Encore une fois, le président Séguin vous a mis en garde, mais sans succès, puisque la première mesure que vous avez prise a précisément consisté à rajouter une dose d'exonérations sur les heures supplémentaires, qui devrait coûter plus de 5 milliards. Votre première réforme pour combler le déficit devrait donc conduire à la supprimer, car son efficacité n'est pas prouvée.
Les hommes sont déjà inégaux face à la maladie, en raison notamment d'un fort déterminisme social. Or vos franchises médicales vont encore accroître l'inégalité devant les soins. Pour l'ensemble des pathologies, l'état de santé des populations modestes est moins bon que celui des plus aisés et l'accès aux soins des premiers va encore se dégrader, car la contrainte financière sera de plus en plus forte. Vous pensez « responsabiliser le patient » en lui faisant payer sa santé – ou plutôt sa maladie –, comme si les malades étaient irresponsables et avaient la volonté de dépenser sans limite sur le compte de la « sécu ». M. Préel évoquait ainsi un éventuel « rattrapage », une fois les cinquante euros de la franchise consommés. C'est oublier que les prescripteurs ne sont pas les patients, mais les médecins et que, jusqu'à preuve du contraire, ceux-ci prescrivent selon les besoins des malades. En réalité, votre objectif est uniquement de ponctionner le plus grand nombre, sans vous soucier des conséquences en termes d'accès aux soins.

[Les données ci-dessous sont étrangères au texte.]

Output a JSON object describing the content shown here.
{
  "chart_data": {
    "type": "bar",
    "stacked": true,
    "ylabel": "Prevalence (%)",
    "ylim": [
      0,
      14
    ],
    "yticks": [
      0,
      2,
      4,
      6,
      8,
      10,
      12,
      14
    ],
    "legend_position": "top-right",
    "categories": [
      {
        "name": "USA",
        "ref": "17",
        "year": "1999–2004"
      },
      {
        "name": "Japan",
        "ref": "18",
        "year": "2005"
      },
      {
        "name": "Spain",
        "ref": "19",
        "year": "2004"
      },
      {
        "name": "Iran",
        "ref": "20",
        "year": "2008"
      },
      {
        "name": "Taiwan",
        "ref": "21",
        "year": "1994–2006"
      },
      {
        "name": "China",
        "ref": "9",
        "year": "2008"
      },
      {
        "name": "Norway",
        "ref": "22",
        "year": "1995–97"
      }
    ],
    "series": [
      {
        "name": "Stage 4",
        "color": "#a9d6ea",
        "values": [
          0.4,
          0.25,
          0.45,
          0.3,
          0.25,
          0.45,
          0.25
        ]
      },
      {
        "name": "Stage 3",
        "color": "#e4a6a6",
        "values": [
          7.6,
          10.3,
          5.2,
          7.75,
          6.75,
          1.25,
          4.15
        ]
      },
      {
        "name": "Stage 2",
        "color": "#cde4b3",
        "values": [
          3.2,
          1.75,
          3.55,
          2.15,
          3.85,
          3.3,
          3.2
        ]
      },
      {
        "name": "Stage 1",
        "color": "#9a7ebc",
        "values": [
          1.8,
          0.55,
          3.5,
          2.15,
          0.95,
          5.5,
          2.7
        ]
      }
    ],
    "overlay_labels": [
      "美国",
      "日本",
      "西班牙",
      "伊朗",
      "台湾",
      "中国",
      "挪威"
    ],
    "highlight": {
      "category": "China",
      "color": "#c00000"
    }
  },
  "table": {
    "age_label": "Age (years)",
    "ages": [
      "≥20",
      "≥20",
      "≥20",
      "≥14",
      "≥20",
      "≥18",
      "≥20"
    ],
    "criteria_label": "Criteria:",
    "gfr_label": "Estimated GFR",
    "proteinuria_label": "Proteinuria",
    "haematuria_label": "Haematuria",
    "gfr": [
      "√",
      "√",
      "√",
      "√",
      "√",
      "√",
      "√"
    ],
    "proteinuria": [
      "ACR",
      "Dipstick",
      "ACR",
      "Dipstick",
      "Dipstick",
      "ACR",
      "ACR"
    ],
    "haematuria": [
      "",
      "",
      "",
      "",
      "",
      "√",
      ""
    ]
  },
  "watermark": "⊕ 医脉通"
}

La qualité et la rapidité de l'accès aux soins sont aussi déterminées par la démographie médicale et par l'homogénéité de la répartition géographique des médecins. L'absence de réelle organisation de la médecine libérale montre aujourd'hui ses limites, car les disparités régionales sont criantes. La Picardie est, à cet égard, l'une des régions les moins bien loties. En effet, l'Aisne compte trois fois moins de médecins pour 100 000 habitants que Paris, alors que leur rémunération moyenne y est supérieure de 13 % à celle de leurs confrères d'Île-de-France. Il est flagrant que, malgré leur coût très élevé – ainsi que l'a souligné le rapport de la Cour des comptes –, les mesures incitatives à l'installation n'ont pas fait la preuve de leur efficacité.

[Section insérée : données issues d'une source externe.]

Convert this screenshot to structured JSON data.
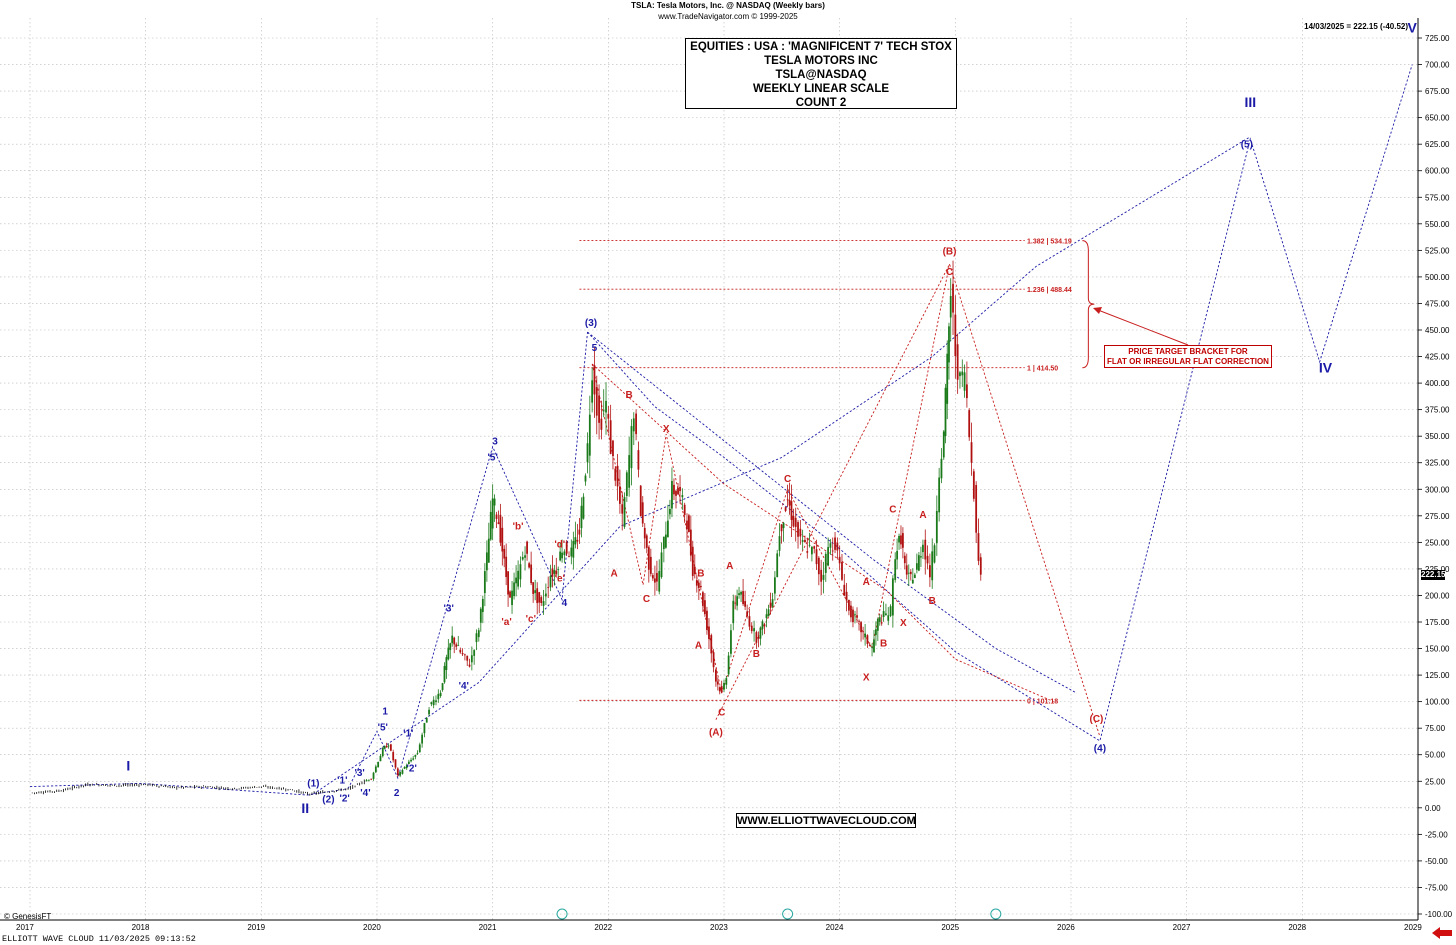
{
  "header": {
    "line1": "TSLA:  Tesla Motors, Inc. @ NASDAQ  (Weekly bars)",
    "line2": "www.TradeNavigator.com © 1999-2025",
    "stamp": "14/03/2025 = 222.15 (-40.52)"
  },
  "title_box": {
    "line1": "EQUITIES : USA : 'MAGNIFICENT 7' TECH STOX",
    "line2": "TESLA MOTORS INC",
    "line3": "TSLA@NASDAQ",
    "line4": "WEEKLY LINEAR SCALE",
    "line5": "COUNT 2"
  },
  "url_box": "WWW.ELLIOTTWAVECLOUD.COM",
  "genesis": "© GenesisFT",
  "footer": "ELLIOTT WAVE CLOUD   11/03/2025 09:13:52",
  "target_box": {
    "line1": "PRICE TARGET BRACKET FOR",
    "line2": "FLAT OR IRREGULAR FLAT CORRECTION"
  },
  "last_price_tag": "222.15",
  "colors": {
    "blue": "#1a1aa6",
    "red": "#c81e1e",
    "grid": "#b8b8b8",
    "candle_up": "#1a7a1a",
    "candle_down": "#b01010",
    "background": "#ffffff"
  },
  "chart_data": {
    "type": "line",
    "title": "TSLA:  Tesla Motors, Inc. @ NASDAQ  (Weekly bars)",
    "xlabel": "",
    "ylabel": "",
    "x_range": [
      2017.0,
      2029.0
    ],
    "ylim": [
      -100,
      725
    ],
    "y_ticks": [
      "725.00",
      "700.00",
      "675.00",
      "650.00",
      "625.00",
      "600.00",
      "575.00",
      "550.00",
      "525.00",
      "500.00",
      "475.00",
      "450.00",
      "425.00",
      "400.00",
      "375.00",
      "350.00",
      "325.00",
      "300.00",
      "275.00",
      "250.00",
      "225.00",
      "200.00",
      "175.00",
      "150.00",
      "125.00",
      "100.00",
      "75.00",
      "50.00",
      "25.00",
      "0.00",
      "-25.00",
      "-50.00",
      "-75.00",
      "-100.00"
    ],
    "x_ticks": [
      "2017",
      "2018",
      "2019",
      "2020",
      "2021",
      "2022",
      "2023",
      "2024",
      "2025",
      "2026",
      "2027",
      "2028",
      "2029"
    ],
    "grid": true,
    "series": [
      {
        "name": "TSLA",
        "points": [
          [
            2017.0,
            14
          ],
          [
            2017.25,
            16
          ],
          [
            2017.5,
            22
          ],
          [
            2017.75,
            21
          ],
          [
            2018.0,
            22
          ],
          [
            2018.25,
            19
          ],
          [
            2018.5,
            20
          ],
          [
            2018.75,
            18
          ],
          [
            2019.0,
            20
          ],
          [
            2019.25,
            17
          ],
          [
            2019.4,
            13
          ],
          [
            2019.55,
            15
          ],
          [
            2019.75,
            18
          ],
          [
            2019.95,
            28
          ],
          [
            2020.05,
            55
          ],
          [
            2020.1,
            60
          ],
          [
            2020.18,
            30
          ],
          [
            2020.22,
            36
          ],
          [
            2020.35,
            52
          ],
          [
            2020.45,
            95
          ],
          [
            2020.55,
            110
          ],
          [
            2020.6,
            140
          ],
          [
            2020.65,
            160
          ],
          [
            2020.72,
            146
          ],
          [
            2020.8,
            135
          ],
          [
            2020.88,
            170
          ],
          [
            2020.95,
            235
          ],
          [
            2021.0,
            290
          ],
          [
            2021.05,
            270
          ],
          [
            2021.1,
            230
          ],
          [
            2021.15,
            195
          ],
          [
            2021.22,
            220
          ],
          [
            2021.28,
            245
          ],
          [
            2021.35,
            205
          ],
          [
            2021.42,
            190
          ],
          [
            2021.5,
            220
          ],
          [
            2021.55,
            225
          ],
          [
            2021.6,
            245
          ],
          [
            2021.68,
            240
          ],
          [
            2021.75,
            260
          ],
          [
            2021.82,
            340
          ],
          [
            2021.86,
            415
          ],
          [
            2021.92,
            360
          ],
          [
            2021.98,
            380
          ],
          [
            2022.02,
            340
          ],
          [
            2022.08,
            300
          ],
          [
            2022.12,
            270
          ],
          [
            2022.18,
            330
          ],
          [
            2022.22,
            375
          ],
          [
            2022.28,
            280
          ],
          [
            2022.35,
            230
          ],
          [
            2022.42,
            210
          ],
          [
            2022.48,
            250
          ],
          [
            2022.55,
            300
          ],
          [
            2022.62,
            295
          ],
          [
            2022.68,
            270
          ],
          [
            2022.73,
            225
          ],
          [
            2022.8,
            205
          ],
          [
            2022.87,
            160
          ],
          [
            2022.93,
            120
          ],
          [
            2022.98,
            108
          ],
          [
            2023.02,
            125
          ],
          [
            2023.08,
            190
          ],
          [
            2023.13,
            205
          ],
          [
            2023.2,
            180
          ],
          [
            2023.28,
            160
          ],
          [
            2023.35,
            175
          ],
          [
            2023.42,
            200
          ],
          [
            2023.48,
            260
          ],
          [
            2023.55,
            290
          ],
          [
            2023.6,
            270
          ],
          [
            2023.66,
            250
          ],
          [
            2023.72,
            245
          ],
          [
            2023.78,
            240
          ],
          [
            2023.84,
            215
          ],
          [
            2023.9,
            245
          ],
          [
            2023.96,
            250
          ],
          [
            2024.02,
            215
          ],
          [
            2024.08,
            185
          ],
          [
            2024.15,
            175
          ],
          [
            2024.22,
            160
          ],
          [
            2024.28,
            150
          ],
          [
            2024.33,
            175
          ],
          [
            2024.38,
            180
          ],
          [
            2024.44,
            185
          ],
          [
            2024.48,
            240
          ],
          [
            2024.53,
            255
          ],
          [
            2024.58,
            215
          ],
          [
            2024.65,
            220
          ],
          [
            2024.72,
            250
          ],
          [
            2024.78,
            220
          ],
          [
            2024.82,
            250
          ],
          [
            2024.86,
            320
          ],
          [
            2024.9,
            350
          ],
          [
            2024.93,
            420
          ],
          [
            2024.96,
            485
          ],
          [
            2025.0,
            430
          ],
          [
            2025.04,
            400
          ],
          [
            2025.08,
            410
          ],
          [
            2025.12,
            350
          ],
          [
            2025.16,
            300
          ],
          [
            2025.2,
            230
          ],
          [
            2025.22,
            222
          ]
        ]
      }
    ],
    "reference_levels": [
      {
        "label": "1.382 | 534.19",
        "value": 534.19
      },
      {
        "label": "1.236 | 488.44",
        "value": 488.44
      },
      {
        "label": "1 | 414.50",
        "value": 414.5
      },
      {
        "label": "0 | 101.18",
        "value": 101.18
      }
    ],
    "blue_projection": [
      [
        2021.82,
        448
      ],
      [
        2022.4,
        378
      ],
      [
        2023.0,
        330
      ],
      [
        2024.0,
        244
      ],
      [
        2025.0,
        147
      ],
      [
        2026.25,
        63
      ],
      [
        2027.55,
        630
      ],
      [
        2028.15,
        420
      ],
      [
        2028.95,
        700
      ]
    ],
    "blue_channel_upper": [
      [
        2019.45,
        13
      ],
      [
        2020.88,
        118
      ],
      [
        2022.1,
        265
      ],
      [
        2023.5,
        330
      ],
      [
        2024.8,
        425
      ],
      [
        2025.7,
        510
      ],
      [
        2027.55,
        632
      ]
    ],
    "blue_channel_lower": [
      [
        2021.82,
        448
      ],
      [
        2024.3,
        233
      ],
      [
        2025.35,
        150
      ],
      [
        2026.05,
        108
      ]
    ],
    "blue_early_dotted": [
      [
        2017.0,
        20
      ],
      [
        2017.95,
        23
      ],
      [
        2019.4,
        12
      ],
      [
        2019.75,
        18
      ],
      [
        2020.0,
        72
      ],
      [
        2020.18,
        28
      ],
      [
        2021.0,
        340
      ],
      [
        2021.6,
        196
      ],
      [
        2021.82,
        448
      ]
    ],
    "red_projection": [
      [
        2022.93,
        83
      ],
      [
        2024.95,
        512
      ],
      [
        2026.25,
        67
      ]
    ],
    "red_channel": [
      [
        2021.86,
        418
      ],
      [
        2023.0,
        305
      ],
      [
        2024.4,
        205
      ],
      [
        2025.0,
        140
      ],
      [
        2025.85,
        100
      ]
    ],
    "target_bracket": {
      "label": "PRICE TARGET BRACKET FOR FLAT OR IRREGULAR FLAT CORRECTION",
      "top": 534.19,
      "bottom": 414.5
    },
    "wave_labels_blue": [
      {
        "text": "I",
        "x": 2017.85,
        "y": 35,
        "size": "big"
      },
      {
        "text": "II",
        "x": 2019.38,
        "y": -5,
        "size": "big"
      },
      {
        "text": "III",
        "x": 2027.55,
        "y": 660,
        "size": "big"
      },
      {
        "text": "IV",
        "x": 2028.2,
        "y": 410,
        "size": "big"
      },
      {
        "text": "V",
        "x": 2028.95,
        "y": 730,
        "size": "big"
      },
      {
        "text": "(1)",
        "x": 2019.45,
        "y": 20
      },
      {
        "text": "(2)",
        "x": 2019.58,
        "y": 5
      },
      {
        "text": "'1'",
        "x": 2019.7,
        "y": 23
      },
      {
        "text": "'2'",
        "x": 2019.72,
        "y": 6
      },
      {
        "text": "'3'",
        "x": 2019.85,
        "y": 30
      },
      {
        "text": "'4'",
        "x": 2019.9,
        "y": 11
      },
      {
        "text": "'5'",
        "x": 2020.05,
        "y": 73
      },
      {
        "text": "1",
        "x": 2020.07,
        "y": 88
      },
      {
        "text": "2",
        "x": 2020.17,
        "y": 11
      },
      {
        "text": "'1'",
        "x": 2020.27,
        "y": 67
      },
      {
        "text": "'2'",
        "x": 2020.3,
        "y": 34
      },
      {
        "text": "'3'",
        "x": 2020.62,
        "y": 185
      },
      {
        "text": "'4'",
        "x": 2020.75,
        "y": 112
      },
      {
        "text": "'5'",
        "x": 2021.0,
        "y": 327
      },
      {
        "text": "3",
        "x": 2021.02,
        "y": 342
      },
      {
        "text": "4",
        "x": 2021.62,
        "y": 190
      },
      {
        "text": "5",
        "x": 2021.88,
        "y": 430
      },
      {
        "text": "(3)",
        "x": 2021.85,
        "y": 454
      },
      {
        "text": "(4)",
        "x": 2026.25,
        "y": 53
      },
      {
        "text": "(5)",
        "x": 2027.52,
        "y": 622
      }
    ],
    "wave_labels_red": [
      {
        "text": "'a'",
        "x": 2021.12,
        "y": 172
      },
      {
        "text": "'b'",
        "x": 2021.22,
        "y": 262
      },
      {
        "text": "'c'",
        "x": 2021.33,
        "y": 175
      },
      {
        "text": "'d'",
        "x": 2021.58,
        "y": 245
      },
      {
        "text": "'e'",
        "x": 2021.58,
        "y": 213
      },
      {
        "text": "A",
        "x": 2022.05,
        "y": 218
      },
      {
        "text": "B",
        "x": 2022.18,
        "y": 386
      },
      {
        "text": "C",
        "x": 2022.33,
        "y": 194
      },
      {
        "text": "X",
        "x": 2022.5,
        "y": 354
      },
      {
        "text": "A",
        "x": 2022.78,
        "y": 150
      },
      {
        "text": "B",
        "x": 2022.8,
        "y": 218
      },
      {
        "text": "C",
        "x": 2022.98,
        "y": 87
      },
      {
        "text": "(A)",
        "x": 2022.93,
        "y": 68
      },
      {
        "text": "A",
        "x": 2023.05,
        "y": 225
      },
      {
        "text": "B",
        "x": 2023.28,
        "y": 142
      },
      {
        "text": "C",
        "x": 2023.55,
        "y": 307
      },
      {
        "text": "A",
        "x": 2024.23,
        "y": 210
      },
      {
        "text": "X",
        "x": 2024.23,
        "y": 120
      },
      {
        "text": "B",
        "x": 2024.38,
        "y": 152
      },
      {
        "text": "C",
        "x": 2024.46,
        "y": 278
      },
      {
        "text": "X",
        "x": 2024.55,
        "y": 171
      },
      {
        "text": "A",
        "x": 2024.72,
        "y": 273
      },
      {
        "text": "B",
        "x": 2024.8,
        "y": 192
      },
      {
        "text": "C",
        "x": 2024.95,
        "y": 502
      },
      {
        "text": "(B)",
        "x": 2024.95,
        "y": 521
      },
      {
        "text": "(C)",
        "x": 2026.22,
        "y": 81
      }
    ]
  }
}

Il est donc temps de préconiser des solutions qui conjugueraient la modification du numerus clausus, anticipant ainsi la baisse de la démographie médicale, et sa régionalisation, qui permettrait de lutter contre les déserts médicaux. Certaines politiques incitatives pourraient être poursuivies et amplifiées, mais uniquement dans la mesure où elles ont prouvé leur efficacité. De toute façon, elles ne suffiront pas. Mme Fraysse a évoqué ce sujet tout à l'heure et vous ne lui avez pas répondu, madame la ministre.